= Ingrid Kögel-Knabner =

German soil scientist

Ingrid Kögel-Knabner (born 1958) is a German soil scientist whose research focuses on soil organic matter, the carbon cycle in soil, and soil-based carbon sequestration. She is a professor at the Technical University of Munich (TUM), chair of soil science, dean of the TUM School of Life Sciences, and a Carl von Linde Senior Fellow in the TUM Institute for Advanced Study.

==Education and career==
Kögel-Knabner was born in Bayreuth in 1958. After studying at the Richard-Wagner-Gymnasium Bayreuth, she became a student of geoecology at the University of Bayreuth in 1978, soon after its founding in 1975. She earned a diploma there in 1983, and received her doctorate there in 1987 under the supervision of Wolfgang Zech. She completed a habilitation in 1992 with the habilitation thesis Forest soil organic matter: structure and formation.
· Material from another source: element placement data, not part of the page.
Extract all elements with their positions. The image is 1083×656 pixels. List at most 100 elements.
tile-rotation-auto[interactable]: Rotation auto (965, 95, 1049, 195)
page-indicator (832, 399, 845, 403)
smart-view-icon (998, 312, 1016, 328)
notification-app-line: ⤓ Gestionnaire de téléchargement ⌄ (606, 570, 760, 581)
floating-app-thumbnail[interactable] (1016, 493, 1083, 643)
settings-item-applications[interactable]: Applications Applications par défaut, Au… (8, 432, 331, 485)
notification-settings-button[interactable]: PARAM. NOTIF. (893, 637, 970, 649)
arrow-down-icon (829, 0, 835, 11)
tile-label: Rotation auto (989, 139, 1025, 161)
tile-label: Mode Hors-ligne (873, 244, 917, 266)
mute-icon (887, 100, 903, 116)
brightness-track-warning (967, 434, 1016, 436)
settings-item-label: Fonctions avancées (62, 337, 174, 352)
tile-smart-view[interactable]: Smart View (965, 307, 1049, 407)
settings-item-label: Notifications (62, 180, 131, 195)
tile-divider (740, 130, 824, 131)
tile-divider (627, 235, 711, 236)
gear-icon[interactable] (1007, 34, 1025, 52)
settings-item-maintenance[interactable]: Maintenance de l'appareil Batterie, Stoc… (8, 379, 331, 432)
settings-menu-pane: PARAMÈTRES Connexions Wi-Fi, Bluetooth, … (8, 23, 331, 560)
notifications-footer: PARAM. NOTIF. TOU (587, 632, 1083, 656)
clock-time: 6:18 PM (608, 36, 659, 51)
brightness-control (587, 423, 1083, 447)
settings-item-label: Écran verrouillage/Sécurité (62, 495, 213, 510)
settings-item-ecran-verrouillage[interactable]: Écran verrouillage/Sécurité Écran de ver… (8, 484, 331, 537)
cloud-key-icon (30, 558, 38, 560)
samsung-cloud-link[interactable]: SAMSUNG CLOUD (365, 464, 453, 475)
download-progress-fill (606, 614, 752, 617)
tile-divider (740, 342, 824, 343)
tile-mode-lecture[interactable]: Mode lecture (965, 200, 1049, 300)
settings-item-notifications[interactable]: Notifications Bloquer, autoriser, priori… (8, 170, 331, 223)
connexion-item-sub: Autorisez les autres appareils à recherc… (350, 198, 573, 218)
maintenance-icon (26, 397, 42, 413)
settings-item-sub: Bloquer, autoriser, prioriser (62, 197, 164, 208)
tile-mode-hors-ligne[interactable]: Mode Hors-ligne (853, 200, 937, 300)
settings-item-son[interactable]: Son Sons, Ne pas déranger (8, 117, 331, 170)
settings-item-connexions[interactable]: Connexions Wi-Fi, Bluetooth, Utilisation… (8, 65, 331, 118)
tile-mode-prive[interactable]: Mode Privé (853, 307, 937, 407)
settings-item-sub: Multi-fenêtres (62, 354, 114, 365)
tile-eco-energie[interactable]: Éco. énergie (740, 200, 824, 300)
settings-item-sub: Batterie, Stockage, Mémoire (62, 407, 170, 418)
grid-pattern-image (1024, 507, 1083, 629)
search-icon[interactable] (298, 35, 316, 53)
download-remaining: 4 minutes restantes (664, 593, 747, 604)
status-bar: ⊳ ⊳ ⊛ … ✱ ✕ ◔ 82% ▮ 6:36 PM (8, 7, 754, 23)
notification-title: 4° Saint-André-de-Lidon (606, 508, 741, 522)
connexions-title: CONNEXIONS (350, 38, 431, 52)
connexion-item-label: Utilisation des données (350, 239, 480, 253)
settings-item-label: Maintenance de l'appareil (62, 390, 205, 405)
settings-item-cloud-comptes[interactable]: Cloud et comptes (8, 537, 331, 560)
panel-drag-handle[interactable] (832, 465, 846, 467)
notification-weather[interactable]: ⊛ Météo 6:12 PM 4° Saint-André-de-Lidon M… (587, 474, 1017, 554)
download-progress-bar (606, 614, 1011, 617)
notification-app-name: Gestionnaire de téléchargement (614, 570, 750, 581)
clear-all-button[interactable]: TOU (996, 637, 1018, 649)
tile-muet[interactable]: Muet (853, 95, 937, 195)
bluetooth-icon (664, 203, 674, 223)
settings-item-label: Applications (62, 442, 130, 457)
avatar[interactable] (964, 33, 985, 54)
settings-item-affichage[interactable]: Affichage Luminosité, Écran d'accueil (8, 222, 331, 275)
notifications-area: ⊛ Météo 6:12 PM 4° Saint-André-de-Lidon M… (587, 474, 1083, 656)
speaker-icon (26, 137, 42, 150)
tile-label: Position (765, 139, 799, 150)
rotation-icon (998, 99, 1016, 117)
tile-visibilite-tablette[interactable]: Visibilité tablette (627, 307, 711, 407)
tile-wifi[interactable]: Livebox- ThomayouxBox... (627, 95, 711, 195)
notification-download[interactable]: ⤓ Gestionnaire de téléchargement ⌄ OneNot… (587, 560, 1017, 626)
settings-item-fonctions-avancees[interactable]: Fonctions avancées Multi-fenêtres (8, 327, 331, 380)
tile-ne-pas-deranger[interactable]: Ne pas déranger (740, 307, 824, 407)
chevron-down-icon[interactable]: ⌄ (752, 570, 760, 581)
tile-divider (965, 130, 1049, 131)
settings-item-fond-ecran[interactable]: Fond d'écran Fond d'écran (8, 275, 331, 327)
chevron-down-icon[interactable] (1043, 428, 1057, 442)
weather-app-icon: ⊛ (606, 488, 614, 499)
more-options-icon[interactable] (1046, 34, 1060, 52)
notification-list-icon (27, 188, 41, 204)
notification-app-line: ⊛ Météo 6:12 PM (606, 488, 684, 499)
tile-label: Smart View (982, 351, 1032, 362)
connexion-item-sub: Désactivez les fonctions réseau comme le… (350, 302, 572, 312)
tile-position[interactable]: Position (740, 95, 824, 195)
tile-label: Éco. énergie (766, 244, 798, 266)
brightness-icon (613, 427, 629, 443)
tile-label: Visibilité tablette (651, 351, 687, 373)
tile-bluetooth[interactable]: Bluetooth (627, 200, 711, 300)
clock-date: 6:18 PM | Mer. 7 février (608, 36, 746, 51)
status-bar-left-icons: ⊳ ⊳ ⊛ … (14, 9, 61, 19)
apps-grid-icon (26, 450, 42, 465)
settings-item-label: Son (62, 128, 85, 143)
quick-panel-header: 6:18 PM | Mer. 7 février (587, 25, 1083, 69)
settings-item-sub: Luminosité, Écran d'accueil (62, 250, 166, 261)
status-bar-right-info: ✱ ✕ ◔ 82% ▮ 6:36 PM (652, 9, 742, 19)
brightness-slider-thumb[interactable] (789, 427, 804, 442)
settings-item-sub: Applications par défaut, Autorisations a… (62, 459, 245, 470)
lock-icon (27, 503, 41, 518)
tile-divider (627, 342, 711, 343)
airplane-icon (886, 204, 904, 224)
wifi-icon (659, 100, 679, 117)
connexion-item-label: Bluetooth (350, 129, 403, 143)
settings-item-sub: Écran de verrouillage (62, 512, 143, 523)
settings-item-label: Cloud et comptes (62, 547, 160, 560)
After working as an assistant in Zech's chair for soil science at Bayreuth until 1992, she obtained a permanent position as Universitätsprofessor for soil science and soil ecology at Ruhr University Bochum in 1992. She was offered a professorship at Martin Luther University Halle-Wittenberg in 1994, but turned down the offer, instead moving in 1995 to her present position at the Technical University of Munich.

==Recognition==
Kögel-Knabner has been a member of the German National Academy of Sciences Leopoldina since 2001, a member of acatech (the German Academy of Science and Engineering) since 2007, a member of the Bavarian Academy of Sciences and Humanities since 2017, a member of Academia Europaea since 2020, and an international member of the US National Academy of Engineering since 2025, elected "for contributions to mechanisms for soil organic carbon persistence and impacts on soil functions and climate".

She received the Order of Merit of the Federal Republic of Germany in 2013, and the Bavarian Maximilian Order for Science and Art in 2018. She was the 2015 recipient of the Philippe Duchaufour Medal of the European Geosciences Union, and the 2015 recipient of the Emil Ramann Medal of the German Soil Science Society. In 2015, the University of Natural Resources and Life Sciences, Vienna gave her an honorary doctorate. She was the 2019 recipient of the German Environmental Prize of the German Federal Environmental Federation.